Among their recommendations are stronger laws on sexual harassment at work, the criminalisation of “upskirting” (already an offence in Scotland), making misogyny a hate crime, making any breach of a domestic abuse order a criminal offence, and extending protection from pregnancy discrimination to six months after maternity leave ends.
On Northern Ireland, the panel found that sex equality legislation is “significantly behind” the rest of the UK with no Equality Act in place, leaving women in Northern Ireland more directly reliant on EU law.
Sam Smethers, Fawcett Society chief executive said: “Women in Northern Ireland have been badly let down by a political system which has sacrificed their fundamental rights.
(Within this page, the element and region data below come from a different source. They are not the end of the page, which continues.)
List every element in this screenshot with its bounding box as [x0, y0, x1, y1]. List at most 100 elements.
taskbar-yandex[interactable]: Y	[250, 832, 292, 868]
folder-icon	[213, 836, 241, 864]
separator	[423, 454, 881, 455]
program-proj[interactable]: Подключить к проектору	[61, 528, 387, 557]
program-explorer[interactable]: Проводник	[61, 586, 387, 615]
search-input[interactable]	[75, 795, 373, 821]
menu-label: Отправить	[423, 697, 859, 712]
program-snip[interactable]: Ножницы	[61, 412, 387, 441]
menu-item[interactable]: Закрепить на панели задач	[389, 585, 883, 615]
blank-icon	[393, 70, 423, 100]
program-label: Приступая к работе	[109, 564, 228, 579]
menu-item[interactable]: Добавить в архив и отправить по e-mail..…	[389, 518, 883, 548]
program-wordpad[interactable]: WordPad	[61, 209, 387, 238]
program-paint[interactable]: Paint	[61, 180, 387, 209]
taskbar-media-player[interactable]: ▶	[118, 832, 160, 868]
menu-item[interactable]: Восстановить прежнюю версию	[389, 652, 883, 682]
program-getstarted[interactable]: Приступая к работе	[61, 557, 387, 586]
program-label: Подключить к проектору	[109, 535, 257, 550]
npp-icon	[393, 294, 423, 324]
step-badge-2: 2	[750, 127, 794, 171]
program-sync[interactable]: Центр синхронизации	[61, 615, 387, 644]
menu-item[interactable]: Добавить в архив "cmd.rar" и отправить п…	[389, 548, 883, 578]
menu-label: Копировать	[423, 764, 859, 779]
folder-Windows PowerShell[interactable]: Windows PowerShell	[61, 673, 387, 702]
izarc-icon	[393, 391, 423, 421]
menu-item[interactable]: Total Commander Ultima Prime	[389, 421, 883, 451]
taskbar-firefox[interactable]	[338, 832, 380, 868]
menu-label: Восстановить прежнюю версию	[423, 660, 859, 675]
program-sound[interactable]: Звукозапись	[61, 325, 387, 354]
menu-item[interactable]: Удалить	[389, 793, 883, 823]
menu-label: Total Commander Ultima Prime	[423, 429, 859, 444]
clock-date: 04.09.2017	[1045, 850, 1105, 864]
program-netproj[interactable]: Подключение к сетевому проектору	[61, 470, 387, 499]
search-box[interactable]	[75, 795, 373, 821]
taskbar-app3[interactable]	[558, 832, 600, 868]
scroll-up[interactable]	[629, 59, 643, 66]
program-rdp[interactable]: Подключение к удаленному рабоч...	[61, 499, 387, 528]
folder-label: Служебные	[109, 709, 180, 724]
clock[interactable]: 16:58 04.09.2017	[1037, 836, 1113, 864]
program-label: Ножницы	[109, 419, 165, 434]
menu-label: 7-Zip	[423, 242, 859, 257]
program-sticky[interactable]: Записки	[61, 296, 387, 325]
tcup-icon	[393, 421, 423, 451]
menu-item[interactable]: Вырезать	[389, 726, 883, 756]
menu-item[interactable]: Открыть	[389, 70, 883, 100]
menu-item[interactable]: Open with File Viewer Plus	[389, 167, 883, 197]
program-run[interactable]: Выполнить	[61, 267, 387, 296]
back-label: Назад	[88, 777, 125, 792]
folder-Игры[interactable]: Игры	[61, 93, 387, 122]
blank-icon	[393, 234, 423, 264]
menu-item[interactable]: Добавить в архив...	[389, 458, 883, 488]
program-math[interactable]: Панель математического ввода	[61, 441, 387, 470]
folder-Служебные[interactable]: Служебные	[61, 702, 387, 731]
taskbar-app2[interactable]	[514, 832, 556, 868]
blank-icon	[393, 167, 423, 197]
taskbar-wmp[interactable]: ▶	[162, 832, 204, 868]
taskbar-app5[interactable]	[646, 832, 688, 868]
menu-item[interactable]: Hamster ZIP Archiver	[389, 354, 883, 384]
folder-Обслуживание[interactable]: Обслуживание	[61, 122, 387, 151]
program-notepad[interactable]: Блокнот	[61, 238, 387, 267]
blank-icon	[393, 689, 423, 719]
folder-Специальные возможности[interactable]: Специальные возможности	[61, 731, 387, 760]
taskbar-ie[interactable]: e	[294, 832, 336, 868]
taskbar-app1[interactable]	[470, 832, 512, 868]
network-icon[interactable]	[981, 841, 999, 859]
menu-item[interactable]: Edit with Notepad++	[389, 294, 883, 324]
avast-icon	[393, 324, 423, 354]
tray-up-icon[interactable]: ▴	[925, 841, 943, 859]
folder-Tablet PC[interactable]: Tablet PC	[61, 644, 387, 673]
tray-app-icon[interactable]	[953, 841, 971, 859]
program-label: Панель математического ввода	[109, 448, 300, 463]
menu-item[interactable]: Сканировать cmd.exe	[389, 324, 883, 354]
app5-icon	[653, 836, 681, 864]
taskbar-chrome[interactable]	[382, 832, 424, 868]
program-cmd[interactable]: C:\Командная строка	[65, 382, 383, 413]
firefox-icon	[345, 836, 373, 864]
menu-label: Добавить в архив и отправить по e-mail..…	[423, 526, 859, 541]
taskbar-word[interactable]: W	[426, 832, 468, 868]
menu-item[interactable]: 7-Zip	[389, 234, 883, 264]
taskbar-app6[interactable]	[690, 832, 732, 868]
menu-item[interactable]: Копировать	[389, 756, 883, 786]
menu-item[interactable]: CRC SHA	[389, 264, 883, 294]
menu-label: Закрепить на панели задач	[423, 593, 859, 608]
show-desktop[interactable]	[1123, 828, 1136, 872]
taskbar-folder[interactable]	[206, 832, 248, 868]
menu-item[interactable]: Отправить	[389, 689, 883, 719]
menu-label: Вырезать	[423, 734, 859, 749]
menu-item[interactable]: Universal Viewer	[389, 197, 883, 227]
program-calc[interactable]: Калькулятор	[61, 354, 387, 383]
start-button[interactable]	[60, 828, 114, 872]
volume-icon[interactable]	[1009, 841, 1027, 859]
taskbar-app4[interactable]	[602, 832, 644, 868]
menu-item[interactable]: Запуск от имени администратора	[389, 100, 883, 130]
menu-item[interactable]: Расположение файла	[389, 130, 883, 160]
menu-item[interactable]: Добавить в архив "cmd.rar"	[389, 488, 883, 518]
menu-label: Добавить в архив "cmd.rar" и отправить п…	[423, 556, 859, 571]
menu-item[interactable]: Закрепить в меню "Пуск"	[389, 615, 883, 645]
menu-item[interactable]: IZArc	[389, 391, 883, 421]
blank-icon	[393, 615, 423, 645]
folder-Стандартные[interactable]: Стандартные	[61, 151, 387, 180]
There should be no difference in basic legal protections and they should also have access to abortion on the same terms as women in the rest of the UK.”
Speaking about the report as a whole, Ms Smethers added: “What we see is a deeply misogynistic culture where harassment and abuse are endemic and normalised coupled with a legal system that lets women down because in many cases it doesn’t provide access to justice.”
Dame Laura Cox, chair of the Review Panel, said: “The evidence we received, of increasing levels of violence, abuse and harassment against women, was deeply disturbing.
“A lack of access to justice for such women has wide-ranging implications not only for the women themselves, but also for society as a whole and for public confidence in our justice system.”